Andrea Bolz, Deutschsprachige katholische Gemeinde, Puerto de la Cruz
Liebe Schwestern und Brüder!
An Weihnachten werden die Familiengeschichten lebendig. Irgendwann kramt man in den Erinnerungen. Fotos werden herausgeholt. „Weißt Du noch, damals“? In manchen Familien ist das schön, man kann sich darüber freuen, was man gemeinsam erlebt hat und dankbar sein dafür. Aber ich kenne auch Leute, die fürchten dieses Eintauchen in die Familiengeschichte. Auf einmal wird alles wieder lebendig, was man so gern endlich ruhen lassen würde. Wieder beklagt sich die längst erwachsene Tochter: Ihr hattet so wenig Zeit für mich, kein Wunder, dass ich heute solche Angst habe, allein zu sein. Und der Sohn versucht, sein Verhalten zu rechtfertigen: Es gab so viel Streit – da habe ich gelernt, dass man am besten ganz still ist, dann kriegt man am wenigsten ab.
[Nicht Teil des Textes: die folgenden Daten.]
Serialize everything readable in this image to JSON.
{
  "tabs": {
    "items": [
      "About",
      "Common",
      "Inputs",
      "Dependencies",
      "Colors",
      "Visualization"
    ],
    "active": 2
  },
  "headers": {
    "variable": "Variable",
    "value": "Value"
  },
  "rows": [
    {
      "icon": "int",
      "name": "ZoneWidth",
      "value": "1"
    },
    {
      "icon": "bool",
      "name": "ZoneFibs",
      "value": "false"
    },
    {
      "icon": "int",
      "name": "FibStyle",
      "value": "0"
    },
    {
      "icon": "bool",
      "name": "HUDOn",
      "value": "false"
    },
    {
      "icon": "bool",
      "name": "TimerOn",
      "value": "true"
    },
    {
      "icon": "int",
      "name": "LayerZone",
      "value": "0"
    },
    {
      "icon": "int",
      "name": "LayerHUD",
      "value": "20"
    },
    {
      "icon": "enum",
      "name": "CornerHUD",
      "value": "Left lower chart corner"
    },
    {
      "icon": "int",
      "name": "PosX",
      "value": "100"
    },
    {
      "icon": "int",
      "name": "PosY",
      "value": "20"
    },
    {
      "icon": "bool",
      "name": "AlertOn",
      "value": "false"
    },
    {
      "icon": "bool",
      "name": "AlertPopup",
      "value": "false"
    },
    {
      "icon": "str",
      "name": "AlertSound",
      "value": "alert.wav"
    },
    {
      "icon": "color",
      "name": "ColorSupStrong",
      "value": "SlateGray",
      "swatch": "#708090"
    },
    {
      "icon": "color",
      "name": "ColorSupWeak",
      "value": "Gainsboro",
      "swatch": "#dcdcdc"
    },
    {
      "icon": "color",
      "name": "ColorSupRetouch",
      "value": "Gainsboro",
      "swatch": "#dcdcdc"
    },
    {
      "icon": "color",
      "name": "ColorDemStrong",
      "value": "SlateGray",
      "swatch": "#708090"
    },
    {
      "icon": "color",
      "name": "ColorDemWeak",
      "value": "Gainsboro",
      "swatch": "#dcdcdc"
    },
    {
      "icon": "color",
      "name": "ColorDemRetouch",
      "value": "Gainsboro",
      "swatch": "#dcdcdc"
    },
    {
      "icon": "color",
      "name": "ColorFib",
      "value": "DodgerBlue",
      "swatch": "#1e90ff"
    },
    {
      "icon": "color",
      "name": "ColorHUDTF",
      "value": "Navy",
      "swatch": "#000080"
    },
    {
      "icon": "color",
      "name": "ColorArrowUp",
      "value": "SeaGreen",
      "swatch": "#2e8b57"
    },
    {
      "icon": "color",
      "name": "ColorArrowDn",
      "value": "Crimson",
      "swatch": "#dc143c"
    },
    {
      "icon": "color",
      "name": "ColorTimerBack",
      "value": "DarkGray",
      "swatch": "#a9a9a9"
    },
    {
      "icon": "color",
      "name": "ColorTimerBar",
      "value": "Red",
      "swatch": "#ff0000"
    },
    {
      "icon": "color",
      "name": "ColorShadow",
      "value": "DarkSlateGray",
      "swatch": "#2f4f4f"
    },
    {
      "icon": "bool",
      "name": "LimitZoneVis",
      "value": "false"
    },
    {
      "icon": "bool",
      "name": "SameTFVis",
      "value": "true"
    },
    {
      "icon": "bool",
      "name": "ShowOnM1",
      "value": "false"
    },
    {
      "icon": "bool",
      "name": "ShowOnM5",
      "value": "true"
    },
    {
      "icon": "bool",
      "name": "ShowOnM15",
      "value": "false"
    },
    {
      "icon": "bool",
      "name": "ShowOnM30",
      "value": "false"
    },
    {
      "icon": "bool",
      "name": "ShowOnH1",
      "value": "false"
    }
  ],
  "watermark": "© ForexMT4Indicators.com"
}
Auch ich habe in meiner Familiengeschichte nach Erklärungen gesucht, nicht gerade an Weihnachten – aber bei anderen Gelegenheiten. Und gemerkt: Das führt zu nichts. Inzwischen finde ich: gerade an Weihnachten kann man lernen, wie es anders geht. Man kann es von den Weihnachtsliedern lernen. In denen ist immer und immer wieder davon die Rede, was einen Menschen wirklich stark macht. Die Weihnachtslieder besingen Gott, der sich selbst einsetzt, damit wir Menschen stark sein können, aufrecht gehen und zu uns selber stehen. „Du hebst mich hoch zu Ehren“, singt man da zum Beispiel von Gott, oder, noch deutlicher „er wird ein Knecht und ich ein Herr“.
Gott setzt sich für mich ein. Für mich – obwohl ich so vieles an mir nicht leiden kann. Und so vieles gern weg erklären und verstecken würde. Gott setzt sich für mich ein. Er fragt nicht nach dem, was war. Fragt nicht nach meiner Herkunft. Damit gibt er mir Zukunft. Ich bin, wie ich bin. Meine Geschichte gehört zu mir. Und Gott setzt sich für mich ein.
Ich muss nicht die alten Geschichten aufwärmen um mich zu entlasten. Gott hat sich für mich eingesetzt. Das genügt. Was war, ist nicht wichtig. Wichtig ist, was kommt. Ich meine: So kann man fröhlich Weihnachten feiern, mit der ganzen Familie und den Familiengeschichten.